The main interest here is to check, if the data generating parameters could be reasonably recovered. If you run the code – and if you are lucky – the two employed markov chains will converge to one solution. But it may well be that the two chains will end up operating in two different modes of the likelihood surface. In this case you will see a reflection of the two chains for the loadings and the factor values around the y-axis in the plots. This does not mean that the model is ‘wrong’ or something like that. It simply shows that there are two equivalent solutions. In practice one could simply choose one chain and be happy with that, but if one wants to extend the model by introducing more latent variables or even multilevel structures, the multimodality could be problematic when using MCMC-methods. So, if anyone has a simple solution for dealing with this phenomenon, let me know!
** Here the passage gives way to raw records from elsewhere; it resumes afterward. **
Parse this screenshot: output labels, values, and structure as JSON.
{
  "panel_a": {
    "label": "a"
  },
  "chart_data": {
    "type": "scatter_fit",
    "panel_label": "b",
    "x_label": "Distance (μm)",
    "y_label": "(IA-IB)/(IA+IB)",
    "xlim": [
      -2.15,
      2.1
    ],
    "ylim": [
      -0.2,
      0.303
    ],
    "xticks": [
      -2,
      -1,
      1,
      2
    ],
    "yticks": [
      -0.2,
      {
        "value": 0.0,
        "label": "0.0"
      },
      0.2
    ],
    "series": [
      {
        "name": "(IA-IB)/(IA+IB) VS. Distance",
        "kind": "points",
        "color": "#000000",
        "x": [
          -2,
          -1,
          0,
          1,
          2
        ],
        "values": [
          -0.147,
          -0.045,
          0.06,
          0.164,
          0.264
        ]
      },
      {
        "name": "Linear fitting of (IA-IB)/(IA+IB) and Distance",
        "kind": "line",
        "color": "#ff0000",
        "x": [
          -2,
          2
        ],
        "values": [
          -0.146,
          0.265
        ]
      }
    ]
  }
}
Meanwhile I am having a look at pymc.

Some short thoughts on MCMC methods

While MCMC is certainly a useful method and has the potential to adress several difficulties that may exist with more traditional methods of parameter estimation, in my opinion it is not a magic bullet for several reasons:

1. The estimation procedure can be slow, especially for larger datasets.
2. The use of prior distributions may deter some researchers.
3. Sometimes it is not clear which prior distribution is appropriate.
4. Model specification in code requires a thorough understanding of the model in question from a formal point of view.

On the other hand, the potential advantages are:

1. Unified handling of a wide scope of models within the framework of graphical models.
2. Unified method for checking a model (posterior predictive checks).
3. Possibility of obtaining posterior distributions of derived statistics, such as effect size indices.
4. Model based handling of missing values and possibility of obtaining posterior distributions of missings in the dependent variable.
5. Possibility of rapid model prototyping.

For building confidence it may be useful to apply the MCMC method to the wide range of models used in the social and behavioral sciences, to cross check against the traditional criteria of parameter estimation (bias, consistency, efficiency) by simulation studies and to examine the influence of the prior distributions on the posterior distributions. But I guess this has already been done. I should check the literature.